1.4 CDC Elasticsearch sink 怎么自定义索引名称？ #

背景： 通过 CDC 将数据异构到 Elasticsearch 中， MySQL 的逻辑表跟 ES 索引一一对应。随着业务增长，数据量不断增长，索引数量也在不断增加，直到超过了 Elasticsearch 的限制 单一分片的文档数量不能超过 2^31 - 1 约为 21亿个文档。

该数据为流水数据，其业务特性为：只写不改，保存3个月，因此这里的解决思路有两种：

调整索引的分片数（之前为 1）
根据日期分别索引，比如：index_name_20240101，index_name_20240102，以此类推。

两种方案有其各自的优缺点：

ES 会尽量让分片分散保存在不同的节点上，降低单个节点故障时的影响。分片的分配策略主要考量两个因素：

分片数量：大多数搜索会命中多个分片，每个分片的搜索会占用搜索线程和其他资源。ES 默认单个节点最多 1000 分片。
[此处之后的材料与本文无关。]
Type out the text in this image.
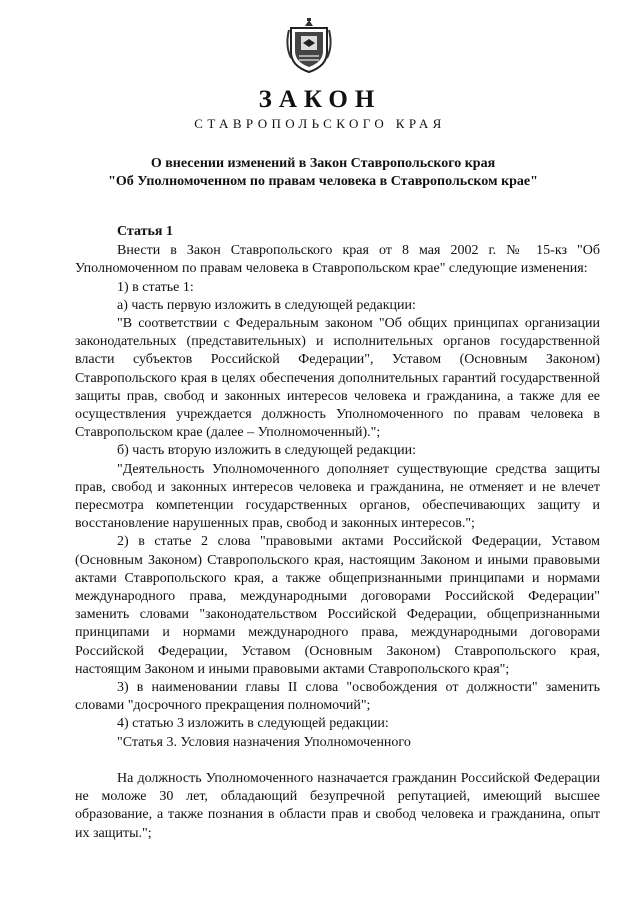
ЗАКОН
СТАВРОПОЛЬСКОГО КРАЯ
О внесении изменений в Закон Ставропольского края
"Об Уполномоченном по правам человека в Ставропольском крае"
Статья 1
Внести в Закон Ставропольского края от 8 мая 2002 г. № 15-кз "Об Уполномоченном по правам человека в Ставропольском крае" следующие изменения:
1) в статье 1:
а) часть первую изложить в следующей редакции:
"В соответствии с Федеральным законом "Об общих принципах организации законодательных (представительных) и исполнительных органов государственной власти субъектов Российской Федерации", Уставом (Основным Законом) Ставропольского края в целях обеспечения дополнительных гарантий государственной защиты прав, свобод и законных интересов человека и гражданина, а также для ее осуществления учреждается должность Уполномоченного по правам человека в Ставропольском крае (далее – Уполномоченный).";
б) часть вторую изложить в следующей редакции:
"Деятельность Уполномоченного дополняет существующие средства защиты прав, свобод и законных интересов человека и гражданина, не отменяет и не влечет пересмотра компетенции государственных органов, обеспечивающих защиту и восстановление нарушенных прав, свобод и законных интересов.";
2) в статье 2 слова "правовыми актами Российской Федерации, Уставом (Основным Законом) Ставропольского края, настоящим Законом и иными правовыми актами Ставропольского края, а также общепризнанными принципами и нормами международного права, международными договорами Российской Федерации" заменить словами "законодательством Российской Федерации, общепризнанными принципами и нормами международного права, международными договорами Российской Федерации, Уставом (Основным Законом) Ставропольского края, настоящим Законом и иными правовыми актами Ставропольского края";
3) в наименовании главы II слова "освобождения от должности" заменить словами "досрочного прекращения полномочий";
4) статью 3 изложить в следующей редакции:
"Статья 3. Условия назначения Уполномоченного
На должность Уполномоченного назначается гражданин Российской Федерации не моложе 30 лет, обладающий безупречной репутацией, имеющий высшее образование, а также познания в области прав и свобод человека и гражданина, опыт их защиты.";
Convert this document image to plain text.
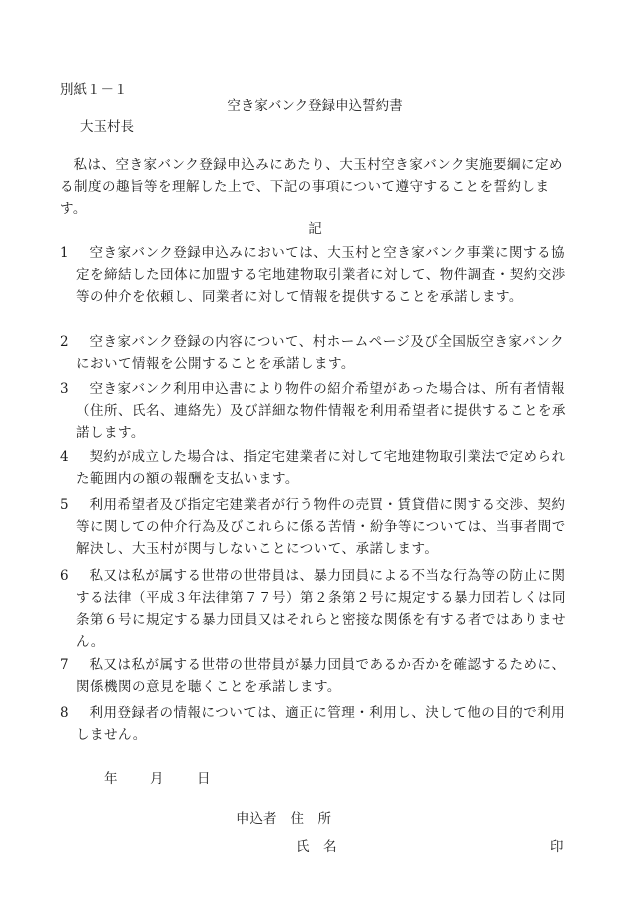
別紙１－１
空き家バンク登録申込誓約書
大玉村長
私は、空き家バンク登録申込みにあたり、大玉村空き家バンク実施要綱に定める制度の趣旨等を理解した上で、下記の事項について遵守することを誓約します。
記
1	空き家バンク登録申込みにおいては、大玉村と空き家バンク事業に関する協定を締結した団体に加盟する宅地建物取引業者に対して、物件調査・契約交渉等の仲介を依頼し、同業者に対して情報を提供することを承諾します。
2	空き家バンク登録の内容について、村ホームページ及び全国版空き家バンクにおいて情報を公開することを承諾します。
3	空き家バンク利用申込書により物件の紹介希望があった場合は、所有者情報（住所、氏名、連絡先）及び詳細な物件情報を利用希望者に提供することを承諾します。
4	契約が成立した場合は、指定宅建業者に対して宅地建物取引業法で定められた範囲内の額の報酬を支払います。
5	利用希望者及び指定宅建業者が行う物件の売買・賃貸借に関する交渉、契約等に関しての仲介行為及びこれらに係る苦情・紛争等については、当事者間で解決し、大玉村が関与しないことについて、承諾します。
6	私又は私が属する世帯の世帯員は、暴力団員による不当な行為等の防止に関する法律（平成３年法律第７７号）第２条第２号に規定する暴力団若しくは同条第６号に規定する暴力団員又はそれらと密接な関係を有する者ではありません。
7	私又は私が属する世帯の世帯員が暴力団員であるか否かを確認するために、関係機関の意見を聴くことを承諾します。
8	利用登録者の情報については、適正に管理・利用し、決して他の目的で利用しません。
年 月 日
申込者 住　所
氏　名	印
分片大小: 分片合理的大小为 10-50GB。一个节点可以容纳的分片数量与节点的堆内存成正比，小于20分片/每GB堆内存；

适当增加分片数会增加系统的吞吐量，提高利用率；但是分片数过多会导致系统的性能下降，增加系统的负担。

方案一：调整分片数（如：1 => 3）
- 优点：
  - 业务无感，不需要修改业务代码
  - 可以提高吞吐量
- 缺点：
  - 分片数调整不灵活，当数据增量再次超限制时，还需要再来一次（重建成本更高）。
  - 需要重建索引，在数据量非常大的情况下需要慎重操作，避免长时间降低集群性能
方案二：根据日期分别索引，业务中使用 alias 指向全部的索引
- 优点：
  - 可以灵活的删除索引数据
  - 可以提高查询性能
- 缺点：
  - 索引数量，分片数量增加较多，需要考虑集群的性能
  - 需要"重建"索引
  - ES Sink Connector 需要按照日期索引的能力

The Kafka source topic name is used to create the destination index name in Elasticsearch. You can change this name prior to it being used as the index name with a Single Message Transformation (SMT)–RegexRouter or TimeStampRouter–only when the flush.synchronously configuration property is set to true.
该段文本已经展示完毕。